The process of receiving an equity gift resembles receiving gift money for a down payment. Donors from the same list are eligible, and eligible properties include the same types. The seller must furnish a letter stating the gift equity amount and confirming it requires no repayment, among other details. Sellers and buyers should seek advice from a certified tax professional regarding any tax implications.

Gift money can help get you into a home

Using Gift Money for Your Home Purchase

Gift money can be a significant advantage when buying a home. Here’s how to make the most of it:

Benefits of Gift Money

Explore the advantages of using gift funds for your down payment or closing costs:

Requirements for Using Gift Money

Understand the specific documentation and guidelines needed when using gift money for your home purchase:

Tips for Receiving Gift Money

Learn how to properly receive and document gift funds to streamline your home buying process:


Can a friend gift me money for a down payment?
For a conforming loan, a close friend of your family — specifically, a godparent — can give you gift money for a down payment.

Can my parents give me money to buy a house?
Yes, according to Fannie Mae guidelines for conforming loans, any blood relative, including a parent, can give you money to make a down payment on a house.

Can I repay a gift?
Gift money used for a down payment cannot be repaid.
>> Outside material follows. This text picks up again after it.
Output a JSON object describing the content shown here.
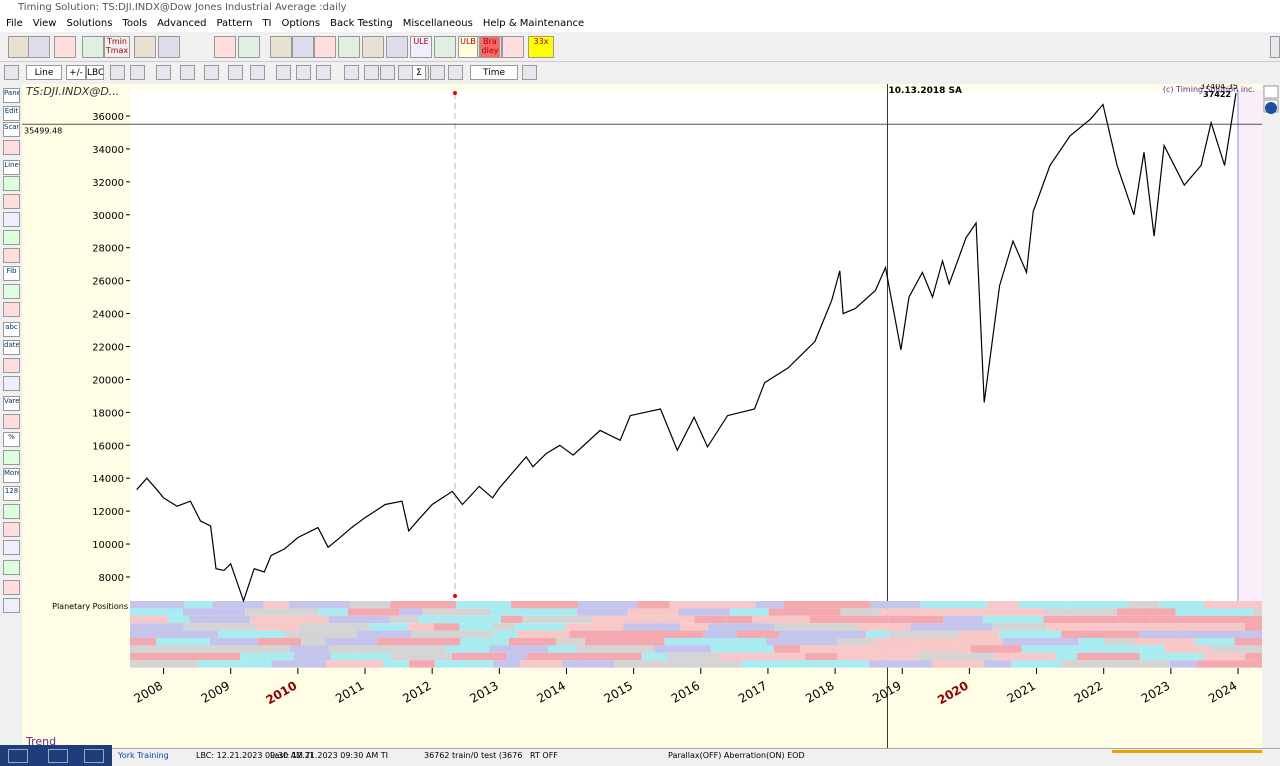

Once repaid, the gift becomes a loan.

Who can gift money for a mortgage down payment?
According to the current guidelines from Fannie Mae, the following individuals can provide gift money for a down payment for a conforming loan:

  • Spouse
  • Child
  • Other dependent individuals
  • Any relative connected by blood, marriage, adoption, or legal guardianship
  • Domestic partner
  • Relative of a domestic partner
  • Individual engaged to marry the borrower
  • Former family member
  • Godparent

Can you use gift funds for an investment property?
Gift money cannot be used for investment properties financed with a conforming loan. However, it can be used for a primary residence with one to four units, or a second home.

How much can parents gift for a down payment in 2023?
There’s no maximum to how much a parent can provide as gift money. However, if the down payment is less than 20%, the borrower may need to provide at least 5% of the funds from their own assets.

What is Fannie Mae?
The Federal National Mortgage Association (FNMA) is commonly referred to as Fannie Mae. It’s a government-sponsored enterprise (ESA) that securitizes mortgage loans extended by private lenders.